Criaram por computador o genoma de um ser que nunca existiu. E funciona
Chamaram-lhe Caulobacter ethensis-2.0, e tem razão de ser. Na verdade, esta "bactéria" não existe - nunca existiu -, e é bem possível que nunca venha a existir, mas o seu genoma sim, é real. Foi produzido em laboratório por uma equipa da universidade técnica ETH de Zurique, com o auxílio de um algoritmo informático, e é uma versão simplificada do genoma de uma bactéria bem conhecida dos biólogos e dos cientistas: a Caulobacter crescentus, que vive na água doce, é inofensiva e muito utilizada em trabalho de laboratório.
Segundo a equipa que foi liderada pelo químico Mathias Christen,, e pelo o seu irmão biólogo, Beat Chisten, este é um "enorme avanço, que tem o potencial para revolucionar a biotecnologia", já que permite simplificar muito os processos, economizando tempo e mantendo a funcionalidade dos genomas, para a produção, por exemplo, de medicamentos, vacinas e outros produtos biológicos na área da saúde.
Esta não é a primeira vez que um genoma é sintetizado. O pioneiro norte-americano da sequenciação de genomas Craig Venter - que em 2003, publicou o primeiro mapa completo do genoma humano, a par de um projeto internacional público independente - anunciou em 2010 ter feito o primeiro genoma sintético de uma bactéria. Foi o resultado de dez anos de trabalho, que ocupou a tempo inteiro 20 cientistas e custou 40 milhões de dólares, e o genoma então sintetizado foi feito inteiramente em laboratório.
No caso da equipa ETH de Zurique, que publicou esta segunda-feira os resultados do seu trabalho na revista científica Proceedings of the National Academy of Sciences , o genoma criado é uma versão simplificada, que conserva intactas as suas funções, e que foi desenhado graças a um algoritmo, permitindo a otimizando do processo.
A Caulobacter crescentus tem um total de quatro mil genes, e estudos anteriores já tinham demonstrado que, em laboratório, este micro-organismo sobrevive de forma funcional com apenas 680, Isso explica-se pelo facto de o genoma ter muitos fragmentos redundantes, que podem substituir-se uns aos outros sem perda de função.
Foi portanto daí, dessa versão reduzida, que a equipa da ETH de Zurique partiu, para construir o seu genoma sintético simplificada totalmente funcional.

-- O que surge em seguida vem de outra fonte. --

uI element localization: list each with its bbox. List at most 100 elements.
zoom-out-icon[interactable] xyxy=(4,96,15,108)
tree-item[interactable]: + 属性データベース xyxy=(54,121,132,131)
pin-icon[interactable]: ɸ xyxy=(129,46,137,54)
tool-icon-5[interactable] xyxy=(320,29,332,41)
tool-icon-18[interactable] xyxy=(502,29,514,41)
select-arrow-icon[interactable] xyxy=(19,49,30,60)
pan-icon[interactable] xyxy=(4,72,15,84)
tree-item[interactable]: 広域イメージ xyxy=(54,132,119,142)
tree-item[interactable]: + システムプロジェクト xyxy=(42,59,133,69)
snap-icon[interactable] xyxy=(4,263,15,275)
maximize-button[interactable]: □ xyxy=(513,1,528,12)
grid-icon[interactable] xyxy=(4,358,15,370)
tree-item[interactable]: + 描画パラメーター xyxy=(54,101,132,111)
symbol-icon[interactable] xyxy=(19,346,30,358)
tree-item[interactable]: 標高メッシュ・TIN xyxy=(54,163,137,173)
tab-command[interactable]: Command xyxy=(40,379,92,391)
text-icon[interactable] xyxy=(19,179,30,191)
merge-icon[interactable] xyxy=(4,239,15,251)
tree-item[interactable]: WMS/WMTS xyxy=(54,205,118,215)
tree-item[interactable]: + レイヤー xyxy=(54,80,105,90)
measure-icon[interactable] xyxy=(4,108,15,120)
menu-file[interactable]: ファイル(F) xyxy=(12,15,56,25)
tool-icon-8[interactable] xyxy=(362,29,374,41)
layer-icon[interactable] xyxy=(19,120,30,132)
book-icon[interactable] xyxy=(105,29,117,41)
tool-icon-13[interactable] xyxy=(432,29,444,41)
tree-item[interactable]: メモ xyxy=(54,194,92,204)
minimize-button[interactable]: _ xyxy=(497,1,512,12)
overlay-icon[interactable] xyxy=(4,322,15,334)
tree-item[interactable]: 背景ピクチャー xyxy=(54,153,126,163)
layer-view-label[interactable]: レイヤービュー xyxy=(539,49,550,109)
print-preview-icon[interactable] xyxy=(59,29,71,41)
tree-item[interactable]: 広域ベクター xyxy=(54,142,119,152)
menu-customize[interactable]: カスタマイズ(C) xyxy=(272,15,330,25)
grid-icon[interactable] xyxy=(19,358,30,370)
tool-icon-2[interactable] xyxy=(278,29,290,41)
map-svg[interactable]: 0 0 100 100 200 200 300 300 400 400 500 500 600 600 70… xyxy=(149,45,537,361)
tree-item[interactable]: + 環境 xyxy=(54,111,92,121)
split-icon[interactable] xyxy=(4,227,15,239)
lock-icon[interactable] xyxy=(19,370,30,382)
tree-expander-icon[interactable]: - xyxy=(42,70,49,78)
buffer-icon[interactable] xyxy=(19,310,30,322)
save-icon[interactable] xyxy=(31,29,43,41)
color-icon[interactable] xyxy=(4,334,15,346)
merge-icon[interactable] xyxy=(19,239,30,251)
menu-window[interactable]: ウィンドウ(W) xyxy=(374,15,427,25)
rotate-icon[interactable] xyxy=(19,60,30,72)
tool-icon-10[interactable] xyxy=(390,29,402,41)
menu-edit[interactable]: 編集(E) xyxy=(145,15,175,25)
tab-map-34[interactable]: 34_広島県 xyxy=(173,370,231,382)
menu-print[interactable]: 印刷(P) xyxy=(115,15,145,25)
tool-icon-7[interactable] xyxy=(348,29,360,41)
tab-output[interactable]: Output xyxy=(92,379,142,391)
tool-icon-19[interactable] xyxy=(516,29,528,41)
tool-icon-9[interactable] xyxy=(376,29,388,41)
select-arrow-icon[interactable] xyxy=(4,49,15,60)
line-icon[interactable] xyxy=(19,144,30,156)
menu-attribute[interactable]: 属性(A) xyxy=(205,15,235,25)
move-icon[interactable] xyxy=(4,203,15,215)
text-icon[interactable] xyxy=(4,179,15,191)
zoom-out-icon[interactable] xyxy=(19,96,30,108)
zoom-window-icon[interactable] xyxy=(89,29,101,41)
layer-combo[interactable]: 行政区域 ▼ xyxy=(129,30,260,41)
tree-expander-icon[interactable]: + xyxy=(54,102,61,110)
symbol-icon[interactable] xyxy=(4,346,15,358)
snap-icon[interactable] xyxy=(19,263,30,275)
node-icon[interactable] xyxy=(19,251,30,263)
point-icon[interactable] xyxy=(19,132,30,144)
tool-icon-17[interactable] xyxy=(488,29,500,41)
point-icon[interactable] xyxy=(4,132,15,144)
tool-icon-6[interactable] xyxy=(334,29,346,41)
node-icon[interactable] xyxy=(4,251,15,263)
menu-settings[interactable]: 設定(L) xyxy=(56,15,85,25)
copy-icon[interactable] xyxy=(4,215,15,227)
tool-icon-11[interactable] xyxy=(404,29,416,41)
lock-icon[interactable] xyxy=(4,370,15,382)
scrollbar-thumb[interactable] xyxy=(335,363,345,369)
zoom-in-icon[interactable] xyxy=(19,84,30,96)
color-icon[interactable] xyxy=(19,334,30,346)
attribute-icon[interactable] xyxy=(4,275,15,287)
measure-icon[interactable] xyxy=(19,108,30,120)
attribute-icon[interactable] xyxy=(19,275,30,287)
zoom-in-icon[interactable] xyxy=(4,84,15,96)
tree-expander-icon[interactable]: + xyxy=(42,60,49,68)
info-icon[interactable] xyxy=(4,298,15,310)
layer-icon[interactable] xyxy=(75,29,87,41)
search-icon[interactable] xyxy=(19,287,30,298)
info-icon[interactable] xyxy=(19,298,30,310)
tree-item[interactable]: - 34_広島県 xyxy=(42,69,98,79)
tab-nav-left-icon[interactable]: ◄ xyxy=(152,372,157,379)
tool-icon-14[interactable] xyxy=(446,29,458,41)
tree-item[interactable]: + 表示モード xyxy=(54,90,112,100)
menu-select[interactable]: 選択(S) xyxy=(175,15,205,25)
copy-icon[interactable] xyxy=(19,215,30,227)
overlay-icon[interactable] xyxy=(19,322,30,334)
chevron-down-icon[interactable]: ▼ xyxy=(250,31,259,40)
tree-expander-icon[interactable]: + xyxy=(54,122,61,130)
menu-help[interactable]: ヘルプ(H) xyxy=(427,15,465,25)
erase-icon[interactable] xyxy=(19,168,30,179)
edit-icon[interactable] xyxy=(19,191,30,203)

Os investigadores começaram por sintetizar 236 fragmentos do genoma da bactéria, que depois ligaram entre si. Um trabalho que "nem sempre é fácil", como explica Mathias Chisten, porque, "dependendo da sequência em questão, elas podem enrodilhar-se e afetar a produção dos segmentos da molécula". Mas a etapa foi vencida com sucesso.
O algoritmo informático desenvolvido pela equipa permitiu, entretanto, fazer a escolha ótima dos genes para manter a funcionalidade do genoma, segundo os próprios autores, que acreditam que "este projeto permitiu aprender", e que "será agora possível melhorar o algoritmo e desenvolver uma versão 3.0, que já será completa".
A atual versão, sublinham, "ainda não está perfeita". Mas o trabalho desenvolvido serviu para aprender e demonstrar a hipótese, para, "no futuro, se poder fazer o design computacional do genoma, de acordo com os objetivos", adianta Mathias Christen.
Em breve, asseguram os autores do trabalho, "vai ser possível produzir células bacterianas" deste tipo, para criar "microrganismos sintéticos" destinados à biotecnologia, para a produção de moléculas na farmacologia, por exemplo. Mas, alertam, "vai ser necessário um profundo debate social sobre a utilização desta nova tecnologia e sobre a forma como terão de ser prevenidos eventuais abusos".